# Pearl Betta?



## jag14 (Sep 23, 2012)

I just picked up a new betta over the weekend. He was described as a "white pearl". Is there a color like that? It really doesn't make much difference, I think he's pretty either way. I have trouble getting my phone to upload pics, or I would put one up. Just wanted to know if anyone has any pictures that I could compare with till I can get some decent ones of the new boy. I'm calling him "Opal" because of the pink and blue on his fins and the light pink sheen on his body. He was pretty much pale white at the store till I fixed his tank with a background, plants and a vase to hide in. His colors are coming out nicely now. I really didn't need another betta, but I had an empty 3 gallon tank. Sometimes I see one just too pretty to pass up. Guess we all have that problem sometimes...


----------



## lilnaugrim (Mar 27, 2013)

Sort of like this?
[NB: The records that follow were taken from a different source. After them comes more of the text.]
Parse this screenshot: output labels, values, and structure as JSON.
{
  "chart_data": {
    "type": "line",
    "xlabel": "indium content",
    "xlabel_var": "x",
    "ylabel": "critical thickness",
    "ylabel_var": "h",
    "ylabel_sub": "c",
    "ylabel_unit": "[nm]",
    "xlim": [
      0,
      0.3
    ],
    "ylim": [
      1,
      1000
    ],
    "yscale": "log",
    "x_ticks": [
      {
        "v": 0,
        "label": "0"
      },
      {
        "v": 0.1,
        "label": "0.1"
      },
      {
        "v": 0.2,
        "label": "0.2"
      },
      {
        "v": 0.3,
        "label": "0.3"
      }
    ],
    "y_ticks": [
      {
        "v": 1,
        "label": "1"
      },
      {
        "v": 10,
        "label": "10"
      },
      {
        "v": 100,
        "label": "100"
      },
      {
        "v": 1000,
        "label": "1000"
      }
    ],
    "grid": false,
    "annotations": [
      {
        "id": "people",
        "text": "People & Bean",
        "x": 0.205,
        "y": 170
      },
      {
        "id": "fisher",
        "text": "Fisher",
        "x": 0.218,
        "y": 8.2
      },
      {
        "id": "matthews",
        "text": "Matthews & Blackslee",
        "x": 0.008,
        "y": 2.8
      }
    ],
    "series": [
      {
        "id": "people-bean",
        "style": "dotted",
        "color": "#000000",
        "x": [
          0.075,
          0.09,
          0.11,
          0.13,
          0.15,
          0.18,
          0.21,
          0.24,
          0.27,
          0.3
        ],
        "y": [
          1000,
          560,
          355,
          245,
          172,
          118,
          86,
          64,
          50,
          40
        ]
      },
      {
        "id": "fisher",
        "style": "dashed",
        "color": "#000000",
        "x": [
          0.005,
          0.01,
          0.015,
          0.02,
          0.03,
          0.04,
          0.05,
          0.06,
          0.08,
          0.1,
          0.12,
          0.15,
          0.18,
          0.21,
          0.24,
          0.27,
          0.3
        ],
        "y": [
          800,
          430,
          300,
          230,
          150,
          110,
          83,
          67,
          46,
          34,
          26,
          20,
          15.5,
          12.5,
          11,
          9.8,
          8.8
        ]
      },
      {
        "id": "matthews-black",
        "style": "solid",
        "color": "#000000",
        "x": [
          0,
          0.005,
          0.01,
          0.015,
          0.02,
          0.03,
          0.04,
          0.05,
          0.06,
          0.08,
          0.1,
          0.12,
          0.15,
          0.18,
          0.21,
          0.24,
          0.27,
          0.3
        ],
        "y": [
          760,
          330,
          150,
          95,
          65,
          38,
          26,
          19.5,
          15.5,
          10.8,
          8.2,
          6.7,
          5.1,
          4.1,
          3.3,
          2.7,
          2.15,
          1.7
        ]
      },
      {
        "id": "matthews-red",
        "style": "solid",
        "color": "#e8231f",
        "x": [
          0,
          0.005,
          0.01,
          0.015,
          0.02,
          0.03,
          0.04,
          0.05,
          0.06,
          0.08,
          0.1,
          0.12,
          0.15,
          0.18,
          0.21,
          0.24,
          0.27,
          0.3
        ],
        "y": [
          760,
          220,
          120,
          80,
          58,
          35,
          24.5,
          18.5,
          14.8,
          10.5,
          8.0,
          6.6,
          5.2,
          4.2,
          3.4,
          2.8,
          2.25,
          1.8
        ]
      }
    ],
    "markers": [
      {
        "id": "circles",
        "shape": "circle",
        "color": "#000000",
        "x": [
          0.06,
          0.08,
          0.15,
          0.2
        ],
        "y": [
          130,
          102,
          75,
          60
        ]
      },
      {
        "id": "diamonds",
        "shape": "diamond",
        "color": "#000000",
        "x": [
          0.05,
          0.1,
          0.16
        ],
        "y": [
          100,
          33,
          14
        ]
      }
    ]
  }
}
It's one of my girls Aurora, she's got white iridescence over her scales.









You can see where the "pearl" color starts on her back here a little more.









Or like one of the two males bellow? The first is a cellophane VT with white iridescence over the scales and in the tail then the second is a white Opaque male PK.


----------



## jag14 (Sep 23, 2012)

The 1st 2 pictures didn't come through. Aurora sounds like a good name for the colors of mine. Opal is more of a female name, not that he cares. Just long as he is fed, and is taken care of, is his only concern in his life. Even my husband is paying a little attention to the new boy. He is not a fish person, normally. Nice to get a little support from the other half for a change.


----------



## jag14 (Sep 23, 2012)

I like the cellophane, haven't seen any like that at pet supplies plus. The opaque white is something I haven't found locally either. Nice looking boys.


----------



## lilnaugrim (Mar 27, 2013)

The boy's were from google images, none of my own unfortunately ;-)

Here are the two links to my pictures, maybe you can just follow them to see my girl.
First pic:
https://imageshack.com/i/2hjgutj

and second:
https://imageshack.com/i/g9975bj


----------